In your clinical practice, what are the most important considerations when utilizing HMAs for patients with high-risk MDS?
It is important for patients with high-risk MDS to embark on therapy to delay progression to higher-risk disease, such as AML. All these patients, if they are transplant eligible, need to obtain a transplant consult quickly so that, if appropriate, we can quickly work in conjunction with the transplant team. For some patients with high-risk disease, we also begin to consider [whether there is] a role for HMAs in the post-transplant setting. [There are] unanswered questions in that space, and we are eager to address them through ongoing and future studies of HMAs.
In terms of lessons learned, we know that HMAs are important for [patients with] high-risk MDS to stay on. From some of the recent phase 3 studies, even those that ultimately failed [to meet their primary end points], we learned that maintaining patients on a 28-day treatment cycle is critical. Supporting patients adequately so that they can remain on treatment, whether through transfusions or prophylactic antibiotics, better serves them, particularly if they’re able to tolerate and be supported through their cytopenias.
What is one key action item regarding clinical outcomes associated with HMAs?
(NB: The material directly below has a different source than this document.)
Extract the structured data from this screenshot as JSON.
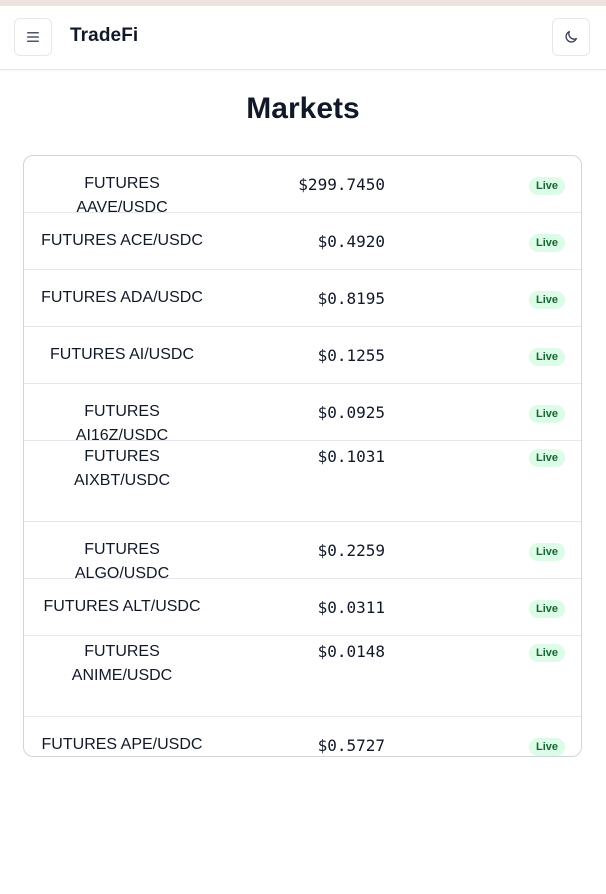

One of the key areas of ongoing refinement in the management of patients with high-risk MDS is the definition and requirements of complete remission [CR]. In patients with acute leukemias with CRs, there aren’t as robust hemoglobin requirements, so moving the needle with regard to remissions there is important. With regard to HMA-based therapy, we do want to have control of the blast percentage in our patients with high-risk MDS. [The therapeutic goal] remains to reduce bone marrow blast percentage and restore normal hematopoiesis, including neutrophil, hemoglobin, and platelet production. Making sure that our patients are supported [enough to] remain on therapy in a consistent manner, and that they are given the transfusion support that they need, helps them get through the therapy to optimize their quality of life and decrease their toxicities.